Only once did Raksh approach, suddenly sitting upon a log near my head. His black gaze was on the ocean, sparkling in the bright light of midday, but his words were clearly for me:

“Are you not curious?”

Dalila and Jabril—now allies in their project to keep me unconscious and resting—had recently given me a draft laced with sleeping medicine and so I fought to hear the question, drowsily surprised at Raksh’s presence. “Wh-what?”

“Are you not curious?” he repeated, his voice airy but with a strange undercurrent lingering beneath. “At how Lab was created?”

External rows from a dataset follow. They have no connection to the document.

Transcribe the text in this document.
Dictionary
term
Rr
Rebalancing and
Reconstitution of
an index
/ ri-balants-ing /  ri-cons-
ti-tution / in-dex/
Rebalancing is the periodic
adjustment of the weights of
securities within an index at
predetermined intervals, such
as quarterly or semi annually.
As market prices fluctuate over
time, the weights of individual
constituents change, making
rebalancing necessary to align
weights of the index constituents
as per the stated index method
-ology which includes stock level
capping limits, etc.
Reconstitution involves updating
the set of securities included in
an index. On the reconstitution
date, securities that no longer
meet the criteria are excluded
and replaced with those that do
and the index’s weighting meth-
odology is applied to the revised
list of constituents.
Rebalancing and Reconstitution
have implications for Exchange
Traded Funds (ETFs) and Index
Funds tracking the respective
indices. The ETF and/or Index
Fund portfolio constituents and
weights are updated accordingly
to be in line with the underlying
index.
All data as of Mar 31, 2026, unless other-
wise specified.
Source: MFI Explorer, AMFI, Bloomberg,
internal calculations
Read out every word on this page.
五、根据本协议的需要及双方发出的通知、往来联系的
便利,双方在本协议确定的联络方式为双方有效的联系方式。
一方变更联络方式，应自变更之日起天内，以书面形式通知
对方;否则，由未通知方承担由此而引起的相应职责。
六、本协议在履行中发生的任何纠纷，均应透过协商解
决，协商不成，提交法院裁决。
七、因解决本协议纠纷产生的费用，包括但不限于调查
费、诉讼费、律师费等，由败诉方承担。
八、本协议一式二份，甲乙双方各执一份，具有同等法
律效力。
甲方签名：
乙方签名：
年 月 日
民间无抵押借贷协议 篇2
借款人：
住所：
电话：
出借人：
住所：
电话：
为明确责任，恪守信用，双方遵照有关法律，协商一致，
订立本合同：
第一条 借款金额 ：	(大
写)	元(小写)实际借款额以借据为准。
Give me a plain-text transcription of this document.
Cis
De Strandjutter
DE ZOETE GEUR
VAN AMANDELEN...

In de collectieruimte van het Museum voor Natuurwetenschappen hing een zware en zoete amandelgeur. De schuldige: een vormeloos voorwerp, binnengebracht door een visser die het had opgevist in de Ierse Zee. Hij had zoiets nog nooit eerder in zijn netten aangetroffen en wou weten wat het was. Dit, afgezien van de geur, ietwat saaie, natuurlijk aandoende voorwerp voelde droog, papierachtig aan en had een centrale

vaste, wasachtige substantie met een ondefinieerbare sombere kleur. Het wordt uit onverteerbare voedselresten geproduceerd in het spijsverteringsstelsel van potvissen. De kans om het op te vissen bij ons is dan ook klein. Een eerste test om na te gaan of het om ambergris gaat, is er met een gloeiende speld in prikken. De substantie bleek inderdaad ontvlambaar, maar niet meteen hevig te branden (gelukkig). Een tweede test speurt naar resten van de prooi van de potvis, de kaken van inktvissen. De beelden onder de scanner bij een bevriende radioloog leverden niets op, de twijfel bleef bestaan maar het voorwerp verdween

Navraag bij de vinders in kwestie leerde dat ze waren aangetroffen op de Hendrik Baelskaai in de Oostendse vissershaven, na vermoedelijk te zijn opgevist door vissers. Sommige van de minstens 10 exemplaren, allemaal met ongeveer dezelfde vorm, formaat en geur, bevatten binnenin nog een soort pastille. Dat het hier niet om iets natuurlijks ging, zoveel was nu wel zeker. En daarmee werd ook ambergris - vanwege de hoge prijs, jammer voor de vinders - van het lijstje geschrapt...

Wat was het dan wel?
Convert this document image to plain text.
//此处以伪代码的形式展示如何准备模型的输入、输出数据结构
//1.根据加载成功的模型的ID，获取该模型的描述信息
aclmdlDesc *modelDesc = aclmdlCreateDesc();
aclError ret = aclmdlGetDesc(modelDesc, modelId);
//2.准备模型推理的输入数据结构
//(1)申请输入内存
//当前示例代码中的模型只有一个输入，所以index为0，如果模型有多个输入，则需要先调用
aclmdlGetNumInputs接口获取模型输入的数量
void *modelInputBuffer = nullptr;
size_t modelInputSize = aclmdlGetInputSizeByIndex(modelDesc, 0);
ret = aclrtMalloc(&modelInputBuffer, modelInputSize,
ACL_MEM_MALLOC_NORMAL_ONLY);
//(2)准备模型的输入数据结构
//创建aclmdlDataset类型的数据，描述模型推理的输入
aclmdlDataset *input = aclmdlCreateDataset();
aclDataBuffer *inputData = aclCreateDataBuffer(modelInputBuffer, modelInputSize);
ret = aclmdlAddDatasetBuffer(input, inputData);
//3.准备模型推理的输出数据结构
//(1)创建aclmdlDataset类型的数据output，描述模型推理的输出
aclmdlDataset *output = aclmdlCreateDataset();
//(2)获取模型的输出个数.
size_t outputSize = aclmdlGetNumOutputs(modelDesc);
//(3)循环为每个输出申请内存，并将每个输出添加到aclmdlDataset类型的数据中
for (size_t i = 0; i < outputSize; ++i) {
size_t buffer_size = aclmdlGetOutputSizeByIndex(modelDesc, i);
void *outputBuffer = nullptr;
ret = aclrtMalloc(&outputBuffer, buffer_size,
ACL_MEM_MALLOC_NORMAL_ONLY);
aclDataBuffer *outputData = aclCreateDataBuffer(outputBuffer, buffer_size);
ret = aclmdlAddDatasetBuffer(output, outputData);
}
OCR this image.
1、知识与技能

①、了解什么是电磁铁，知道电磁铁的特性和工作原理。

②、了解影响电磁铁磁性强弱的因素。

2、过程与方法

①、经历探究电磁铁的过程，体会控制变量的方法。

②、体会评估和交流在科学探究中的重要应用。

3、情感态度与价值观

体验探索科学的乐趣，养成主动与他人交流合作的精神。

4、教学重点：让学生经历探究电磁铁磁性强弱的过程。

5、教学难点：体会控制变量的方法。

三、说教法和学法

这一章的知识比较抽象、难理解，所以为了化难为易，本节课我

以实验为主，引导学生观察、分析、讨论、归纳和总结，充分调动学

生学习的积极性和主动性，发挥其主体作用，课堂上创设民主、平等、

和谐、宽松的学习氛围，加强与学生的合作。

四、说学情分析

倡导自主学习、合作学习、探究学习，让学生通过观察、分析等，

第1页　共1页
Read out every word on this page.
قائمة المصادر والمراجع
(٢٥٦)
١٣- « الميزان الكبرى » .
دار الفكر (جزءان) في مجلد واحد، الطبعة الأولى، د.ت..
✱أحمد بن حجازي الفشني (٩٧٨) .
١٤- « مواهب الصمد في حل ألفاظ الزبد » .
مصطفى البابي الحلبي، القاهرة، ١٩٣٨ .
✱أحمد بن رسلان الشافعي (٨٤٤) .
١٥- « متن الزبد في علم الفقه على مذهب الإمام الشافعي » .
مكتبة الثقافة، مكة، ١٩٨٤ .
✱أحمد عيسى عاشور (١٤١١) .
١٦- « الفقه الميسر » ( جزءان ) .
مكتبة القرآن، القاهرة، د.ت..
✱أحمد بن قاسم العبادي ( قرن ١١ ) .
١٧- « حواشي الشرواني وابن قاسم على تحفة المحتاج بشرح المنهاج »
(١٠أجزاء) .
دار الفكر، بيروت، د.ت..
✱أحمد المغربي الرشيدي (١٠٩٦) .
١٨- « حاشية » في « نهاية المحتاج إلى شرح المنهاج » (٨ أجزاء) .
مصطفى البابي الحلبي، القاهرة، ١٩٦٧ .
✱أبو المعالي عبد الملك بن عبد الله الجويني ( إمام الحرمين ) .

The question made me shudder. I would never get the memory of those shrouds out of my head. “No,” I said adamantly. “I wish I knew even less.”

“Truly? No interest in that sort of power?”

Now, I stared at him, incredulous. “Me? No, if it were up to me, I wouldn’t be involved in any of this. You, my abilities . . . it is all a curse.” I shook my head. “I cannot imagine how something like Lab was created. That is for God alone to understand, to judge.”

Raksh gave me another of his careful looks.

He did not bother feigning belief, skepticism writ across his face, but I’d spoken the truth even if the lord of ambition couldn’t understand.

“And yet you have. Judged, I mean,” he explained when I frowned in confusion.

“Or been the instrument of such judgment if you are yet too obtuse to see.”

Whether I was obtuse, poisoned, or simply too old and weary for this verbal sparring, I didn’t know. “If you have something to say to me, please just state it. Otherwise let me sleep. I am still trying not to die.”

Raksh smiled, showing all his teeth. “You’re not going to die, wife. Though you should summon your peri friend. Sooner rather than later.”

“I cannot. I lost the feather and either way, it didn’t—”

Raksh held out his hand. Lying in his open palm was Khayzur’s bloodied feather.

I exhaled. “How did you get that?”

He shrugged. “I found it. Master of fortunes, recall? Both good and ill.” He gave my knee an affectionate tap. “Sooner rather than later,” he said once more as he rose to his feet, our strange interaction apparently complete.

I watched him go, unsettled. I did not regret saving Raksh, not yet.

Despite my misgivings, I even intended to bring him on the Marawati, determined to seize any advantage I could in our difficult journey home.

But as he slipped away, shadows clinging and grasping for his legs, I couldn’t help the terrible premonition that if indeed Lab—part of Lab—and Raksh were kin . . .

I was leaving with the more dangerous one.